Development and verification of an immune‐related gene pairs prognostic signature in ovarian cancer
Author(s) -
Zhang Bao,
Nie Xiaocui,
Miao Xinxin,
Wang Shuo,
Li Jing,
Wang Shengke
Publication year - 2021
Publication title -
journal of cellular and molecular medicine
Language(s) - English
Resource type - Journals
SCImago Journal Rank - 1.44
H-Index - 130
eISSN - 1582-4934
pISSN - 1582-1838
DOI - 10.1111/jcmm.16327
Subject(s) - ovarian cancer , oncology , lasso (programming language) , proportional hazards model , gene signature , immunotherapy , medicine , immune system , gene , biology , cancer , bioinformatics , gene expression , immunology , genetics , computer science , world wide web
Ovarian cancer (OV) is the most common gynaecological cancer worldwide.
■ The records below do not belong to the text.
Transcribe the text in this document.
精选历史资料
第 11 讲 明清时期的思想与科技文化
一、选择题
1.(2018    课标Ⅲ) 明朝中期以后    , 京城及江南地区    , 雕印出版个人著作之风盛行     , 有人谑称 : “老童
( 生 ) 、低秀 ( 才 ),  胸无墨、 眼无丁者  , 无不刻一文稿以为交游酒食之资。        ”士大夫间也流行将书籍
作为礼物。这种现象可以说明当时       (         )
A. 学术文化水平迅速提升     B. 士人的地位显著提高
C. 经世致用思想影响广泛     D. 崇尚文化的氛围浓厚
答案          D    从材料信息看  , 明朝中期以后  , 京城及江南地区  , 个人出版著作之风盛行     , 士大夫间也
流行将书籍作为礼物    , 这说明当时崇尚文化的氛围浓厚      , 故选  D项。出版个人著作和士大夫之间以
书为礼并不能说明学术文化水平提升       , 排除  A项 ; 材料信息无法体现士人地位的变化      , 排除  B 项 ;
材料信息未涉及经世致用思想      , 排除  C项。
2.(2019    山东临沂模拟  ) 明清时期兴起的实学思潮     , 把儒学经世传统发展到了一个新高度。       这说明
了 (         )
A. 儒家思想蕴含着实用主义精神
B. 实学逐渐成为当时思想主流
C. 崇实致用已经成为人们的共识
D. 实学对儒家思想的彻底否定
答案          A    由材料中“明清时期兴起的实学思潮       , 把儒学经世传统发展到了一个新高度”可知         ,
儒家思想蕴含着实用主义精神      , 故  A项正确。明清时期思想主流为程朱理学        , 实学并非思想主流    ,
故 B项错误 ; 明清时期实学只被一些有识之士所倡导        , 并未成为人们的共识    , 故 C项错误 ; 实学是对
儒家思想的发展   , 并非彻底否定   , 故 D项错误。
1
Immunotherapy has recently been proven to be an effective treatment strategy. The work here attempts to produce a prognostic immune‐related gene pair (IRGP) signature to estimate OV patient survival. The Gene Expression Omnibus (GEO) and Cancer Genome Atlas (TCGA) databases provided the genetic expression profiles and clinical data of OV patients. Based on the InnateDB database and the least absolute shrinkage and selection operator (LASSO) regression model, we first identified a 17‐IRGP signature associated with survival. The average area under the curve (AUC) values of the training, validation, and all TCGA sets were 0.869, 0.712, and 0.778, respectively. The 17‐IRGP signature noticeably split patients into high‐ and low‐risk groups with different prognostic outcomes. As suggested by a functional study, some biological pathways, including the Toll‐like receptor and chemokine signalling pathways, were significantly negatively correlated with risk scores; however, pathways such as the p53 and apoptosis signalling pathways had a positive correlation. Moreover, tumour stage III, IV, grade G1/G2, and G3/G4 samples had significant differences in risk scores. In conclusion, an effective 17‐IRGP signature was produced to predict prognostic outcomes in OV, providing new insights into immunological biomarkers.